Richard Wood, John Yarrow, James Abbott, and Joseph Bacon, Copartners Under the Name and Style of Wood, Abbott and Company, Appellants v. Alexander Davis

Citation59 U.S. 467,18 How. 467,15 L.Ed. 460
PartiesRICHARD D. WOOD, JOHN YARROW, JAMES ABBOTT, AND JOSEPH BACON, COPARTNERS UNDER THE NAME AND STYLE OF WOOD, ABBOTT, AND COMPANY, APPELLANTS, v. ALEXANDER C. DAVIS
Decision Date01 December 1855
CourtUnited States Supreme Court

THIS was an appeal from the circuit court of the United States for the northern district of Illinois.

The case is stated in the opinion of the court.

It was argued by Mr. St. George T. Campbell and Mr. Browning, for the appellants, and Mr. Carlisle, for the defendant.

The argument turned chiefly upon the point, whether Foster and Stohl, who held the deed, and Hooper and Campbell, who held the note, were real or nominal parties in the cause.

Mr. Justice NELSON delivered the opinion of the court.

This is an appeal from a decree of the circuit court of the United States for the northern district of Illinois.

Davis, a citizen resident of Illinois, filed a bill in the 14th judicial circuit of that State, in chancery, against the appellants, citizens and residents of Pennsylvania, and four other persons who will be more particularly noticed hereafter, setting out various dealings and business transactions between the complainant and the appellants, under the firm of Wood, Abbott, and Co., from the year 1843 down to the year 1849. That in October of the latter year, the firm, claiming to be largely in advance to the complainant, sent one of the partners to his place of business for the purpose of procuring a settlement of the accounts, and security for the balance of indebtedness. The balance was ascertained to be some $29,000, the payment of which was eventually secured by the conveyance of certain parcels of real estate; the firm, at the same time, entering into an agreement to resell and reconvey the same for the amount of the debt and interest, in one, two, three, and four years. The complainant also gave his notes for the amount for the purchase-money. All the notes have been paid, and parcels of the land reconveyed from time to time, except the last note of $6,000, and the parcels of land retained as security for its payment.

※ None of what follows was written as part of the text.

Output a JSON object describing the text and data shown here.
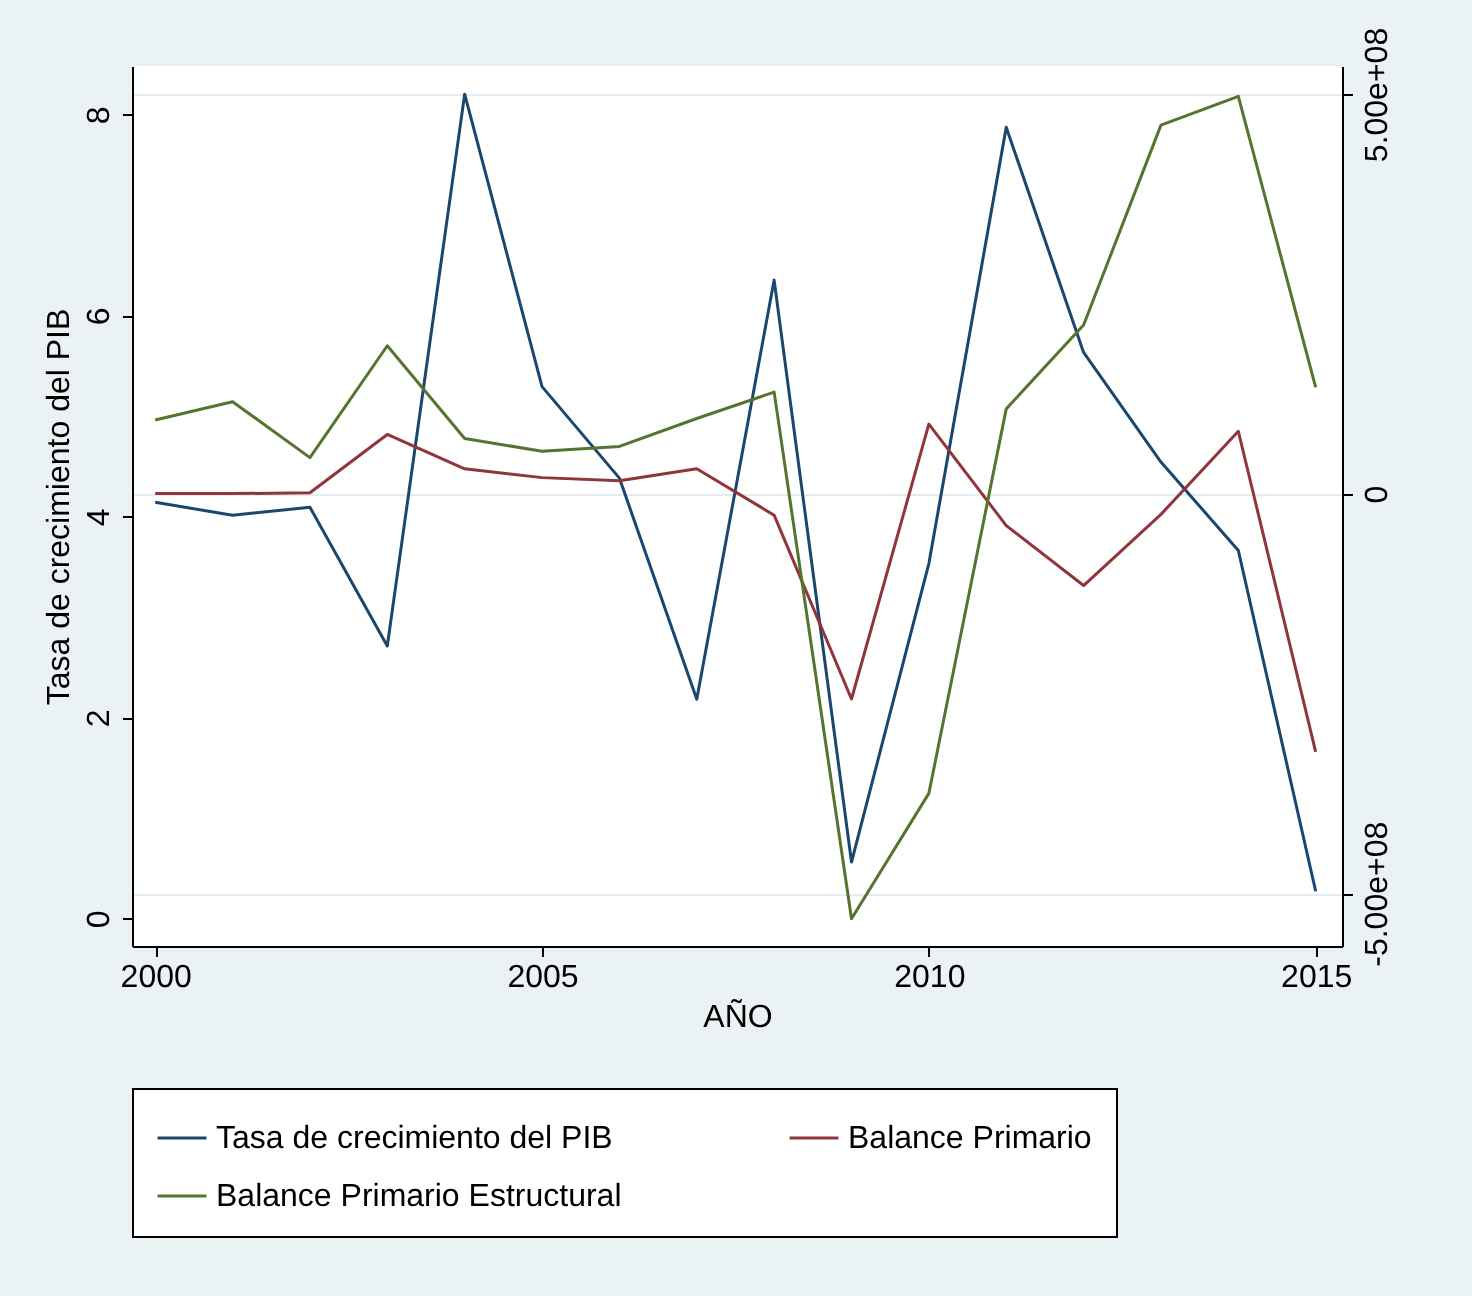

This note having become due, the firm of Wood, Abbott, and Co., the appellants, transmitted it and a deed of the land to Foster and Stohl, with directions to collect the money, and on receipt of the same to deliver the deed to the complainant. The note having been presented for payment, it was refused, upon which they placed it in the hands of Hooper and Campbell, attorneys at law, for collection. The bill in this case was filed against Wood, Abbott, and Co., the appellants, Stohl and Foster, the agents, and Hooper and Campbell, the attorneys, setting out the facts substantially as above stated, together with the additional charges that the account presented by the firm of Wood, Abbott, and Co., was overcharged and fraudulently made up, and that a much less balance was due to them than the amount secured upon a fair and equitable adjustment. The bill avers that Stohl and Foster had no interest in the transaction except to receive the money on the note, and to deliver the deed as agents of Wood, Abbott, and Co.; and that Hooper and Campbell have no interest, except as attorneys for the collection of the note. There is a prayer for subpoena against all the defendants, and for answers; also that an account be taken between the complainant and Wood, Abbott, and Co.; and the note be given up, and the deed be delivered to complainant; that an injunction be issued, enjoining Stohl and Foster, and Hooper and Campbell, from delivering over the note to the appellants.

The firm of Wood, Abbott, and Co. entered their appearance at November term, 1853, and petitioned the court, under the 12th section of the judiciary act, for a removal of the cause to the circuit court of the United States, on the ground that they were citizens and residents of the State of Pennsylvania, which application was granted.